Sul palco, ingombro di strumenti musicali e apparecchiature computerizzate, attorno alle postazioni degli esecutori - la band "storica" che partecipo' alle registrazioni di "So", Tony Levin (basso), Manu Katche' (percussioni), David Rhodes (chitarra), a cui si aggiungono David Sancious (tastiere), le coriste e polistrumentiste Jennie Abrahamson e Linnea Olsson, oltre, ovviamente, a Gabriel (piano, tastiere, voce) - s'insinua a semicerchio una rotaia su cui diverse telecamere immortalano particolari curiosi, isolano i singoli artisti catturandone i cenni d'intesa, i passi di danza, gl'istanti di concentrazione e quelli più divertiti. Ad interagire - assieme al caleidoscopio di luci che inseguono o anticipano le alterne atmosfere dei brani - numerosi altri punti di vista spiano l'arena teatrale dall'alto, spaziando dal centro vivo da cui s'irradia il suono alla platea, su fino agli spalti, questa e quelli stipati di persone che ballano o si muovono trasportati dalla ripetizione all'unisono delle liriche più conosciute... Il tempo pero', come si dice, e' passato. E non tanto sugli estremi anagrafici d'interpreti e pubblico (sparuti in sala i drappelli sotto i trenta; quasi introvabili gli adolescenti: qua e la' qualche ragazzino a completare una serata "formato famiglia". Lo stesso Gabriel,
sulla
scena - ma il paragone calza, fatte salve le dovute sfumature, anche agli altri
componenti della 'line-up' originaria - oramai più nei panni e dai lineamenti
del tranquillo professionista di mezz'età che in quelli del "guastatore" rock
[con puntualità e un certo involontario (?) intento prospettico, rievocato da
inserti relativi a tour passati che a volte s'inframmezzano alle sequenze
dell'esibizione]): quanto sui supposti intenti e sull'urgenza di temi e
contenuti che alla prova di oltre un quarto di secolo risultano - fatalmente,
si potrebbe dire - del tutto inseriti in un contesto, quello post-ideologico
contemporaneo, di generico consenso di massa - seraficamente inneggiante, cioè,
programmaticamente blando idealista, politicamente corretto nell'individuazione
di idiosincrasie e predilezioni - comunque disposto ad aderire a quella che
sembra essere l'unica vera religione superstite ad oggi, a dire quella dello
spettacolo.

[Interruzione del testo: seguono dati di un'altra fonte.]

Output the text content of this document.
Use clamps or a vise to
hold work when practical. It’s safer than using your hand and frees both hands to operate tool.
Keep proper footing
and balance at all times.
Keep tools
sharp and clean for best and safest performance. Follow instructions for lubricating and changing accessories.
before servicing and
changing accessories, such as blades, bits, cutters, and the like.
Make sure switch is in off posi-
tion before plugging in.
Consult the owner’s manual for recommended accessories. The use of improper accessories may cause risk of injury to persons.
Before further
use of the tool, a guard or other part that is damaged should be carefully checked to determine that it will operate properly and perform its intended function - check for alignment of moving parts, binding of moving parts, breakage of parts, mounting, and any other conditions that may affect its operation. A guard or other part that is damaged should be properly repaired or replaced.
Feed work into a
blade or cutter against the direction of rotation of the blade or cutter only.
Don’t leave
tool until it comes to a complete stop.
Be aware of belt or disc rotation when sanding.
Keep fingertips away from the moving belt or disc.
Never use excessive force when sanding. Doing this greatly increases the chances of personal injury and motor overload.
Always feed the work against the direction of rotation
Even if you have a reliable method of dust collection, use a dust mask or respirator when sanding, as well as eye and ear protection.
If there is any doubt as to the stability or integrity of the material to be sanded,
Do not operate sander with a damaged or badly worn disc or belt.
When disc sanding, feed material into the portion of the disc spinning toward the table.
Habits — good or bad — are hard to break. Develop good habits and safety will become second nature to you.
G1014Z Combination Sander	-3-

E' chiaro, allora, che lo scarto prodotto a tratti dalle immagini
nella forma di un contagioso coinvolgimento risiede altrove, in particolare in
quella mistura di schemi percussivi, spesso di ascendenza tribale e improvvise
aperture melodiche (a suo tempo ricondotta al termine "world music"), a cavallo
tra sonorità primitive, reminiscenze folk e l'energia nuda del rock. In altre
parole, in una di quelle formule capaci di diffondersi su scala planetaria in
virtù di un felice nesso instaurato fra contaminazione, intrattenimento ed
istanze commerciali. Fondamentale importanza nella materializzazione di una
tale idea musicale assume, quindi, il ruolo della sezione ritmica che - non a
caso o non solo per ragioni legate al particolare "evento" - annovera ancora
Levin e Katche', fuoriclasse dei "tempi" e degli "spessori" del suono. La
millimetrica rotondità della tessitura del basso del 'crimsoniano' Levin
(spesso enfatizzata dall'uso delle "funk fingers", mini protesi costituite da
sezioni di bacchette di legno fissate all'indice e al medio della mano opposta
alla tastiera), da un lato, e le impercettibili ma continue variazioni nella
progressione delle battute di Katche' su tamburi e piatti, dall'altro,
costituiscono il cuore pulsante e la spina dorsale del "sound" del gruppo,
giungendo a delimitarne con precisione, grazie anche all'apporto del sempre
limpido "falsetto nasale' di Gabriel, pienezza e profondità.Scorrono così - intercalati da siparietti fuori scena, in verità piuttosto
anodini quanto prevedibili, in cui ogni musicista preso a parte parla di se',
del proprio rapporto con la musica e gli altri membri della formazione: delle
sensazioni e degli stati d'animo vissuti sul palco - riproposizioni di brani
celebri - "Secret world", "Red rain", "Mercy street" - e celeberrimi - "Shock
the monkey", "Digging in the dirt", "Sledgehammer", "Don't give up" (il cui
cantato, ai tempi affidato a Kate Bush, viene riproposto dalla Abrahamson),
"Biko" - fino all'apoteosi di "In your eyes" summa, forse, di quel sincretismo
musicale totale - tra pop sofisticato, slancio utopistico e calibrata
comunicativa - vagheggiato e inseguito da sempre dal Gabriel solista.Operazione celebrativa, dunque, quella di "Back to front" (come del resto apertamente dichiarato), ecumenica ma sostenuta dal piacere più diretto, quello di stare insieme per fare musica e dallo sforzo per farla ancora con una certa classe.
Eccezionalmente nelle nostre sale nelle date del 5, 6 e 7 maggio.